Uno dei mali endemici della società contemporanea sono senza alcun dubbio le radio version.
Un artista si impegna, crea un pezzo dal nulla, e ci sarà un motivo se lo ha fatto con due strofe, un bridge, un ritornello, un assolo, una scoreggia, no? Poi arriva la radio e per metterla in rotazione la devi ridurre, modificare, creando una specie di doppleganger striminzito e malaticcio.
Che poi ti capita di ascoltarlo, uno di questi pezzi, mentre sei sovrappensiero, magari lo canti, tanto lo conosci bene, e di colpo tutto cambia, anche se subito non te ne accorgi, come quando sul navigatore sbagli strada e per qualche secondo l’assistente virtuale non se ne rende conto.
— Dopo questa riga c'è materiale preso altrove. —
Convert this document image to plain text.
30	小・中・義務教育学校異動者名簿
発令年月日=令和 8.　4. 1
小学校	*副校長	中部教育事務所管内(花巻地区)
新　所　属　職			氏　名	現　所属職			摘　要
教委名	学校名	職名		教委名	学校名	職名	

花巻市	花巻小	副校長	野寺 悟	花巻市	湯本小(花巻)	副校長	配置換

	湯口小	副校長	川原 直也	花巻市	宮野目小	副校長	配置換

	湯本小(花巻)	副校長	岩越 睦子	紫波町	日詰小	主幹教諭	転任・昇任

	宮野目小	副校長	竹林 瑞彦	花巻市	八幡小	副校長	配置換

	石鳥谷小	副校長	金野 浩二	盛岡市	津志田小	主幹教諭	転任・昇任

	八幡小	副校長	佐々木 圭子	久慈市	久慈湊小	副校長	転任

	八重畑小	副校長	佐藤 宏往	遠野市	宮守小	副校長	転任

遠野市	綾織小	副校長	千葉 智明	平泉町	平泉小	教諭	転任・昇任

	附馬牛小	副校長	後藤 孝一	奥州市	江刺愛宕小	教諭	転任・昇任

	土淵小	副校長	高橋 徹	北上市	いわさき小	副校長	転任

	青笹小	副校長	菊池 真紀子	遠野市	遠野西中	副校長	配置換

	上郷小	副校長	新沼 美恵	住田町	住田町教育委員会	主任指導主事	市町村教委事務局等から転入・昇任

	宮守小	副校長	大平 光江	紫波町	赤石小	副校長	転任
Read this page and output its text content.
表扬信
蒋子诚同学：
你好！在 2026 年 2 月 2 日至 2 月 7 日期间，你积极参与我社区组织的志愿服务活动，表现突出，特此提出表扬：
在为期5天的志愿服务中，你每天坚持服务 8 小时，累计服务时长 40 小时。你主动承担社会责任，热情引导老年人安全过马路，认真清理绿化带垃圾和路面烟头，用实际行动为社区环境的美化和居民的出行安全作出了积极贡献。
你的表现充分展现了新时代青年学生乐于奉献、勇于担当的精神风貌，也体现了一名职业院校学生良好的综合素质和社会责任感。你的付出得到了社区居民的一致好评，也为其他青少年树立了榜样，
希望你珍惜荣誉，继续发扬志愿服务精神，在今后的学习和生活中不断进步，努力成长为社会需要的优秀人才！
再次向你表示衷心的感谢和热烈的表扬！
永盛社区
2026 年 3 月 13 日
Tipo un tardo pomeriggio dell’autunno 1994. Novembre, mi pare. Stai giocando a biliardo con gli amici, gli stivali blues da primo prezzo parevano non avere grossi problemi a mischiarsi con una camicia di flanella a quadretti molto grunge e un paio di jeans tanto anonimi da sembrare un pezzo di una di quelle cantanti italiane di oggi che io proprio non riesco a distinguere. Tanto per dire che ok gli anni novanta, ma in termini di moda si faceva comunque quel che si poteva.
Per radio passano i Bon Jovi. E’ uscito da qualche mese Crossroads, la raccolta delle loro canzoni più belle, con quel singolo strappamutande, Always. Ti sembra quasi di ricordare l’espressione dei tuoi amici, mentre provi ad inerpicarti lungo le note e la poesia di strada del primo ritornello, con il suo i’ll be there ‘til the stars don’t shine, ‘til the heaven burns and the words don’t rhyme, prima di renderti conto che nella versione radio è stato potato senza pietà. I tuoi amici ti guardano come se gli avessi macellato il gatto.
Si fan delle figure, con le radio version, dio santo.
Sta di fatto che quell’album rimane nel tuo mangianastri tanto a lungo che il ’94 lascia spazio al ’95, pian piano recuperi tutta la discografia, e di riffa o di raffa, son quasi venticinque anni che il rocker di Perth Amboy, New Jersey, con la sua band che si chiama come lui, ti accompagna.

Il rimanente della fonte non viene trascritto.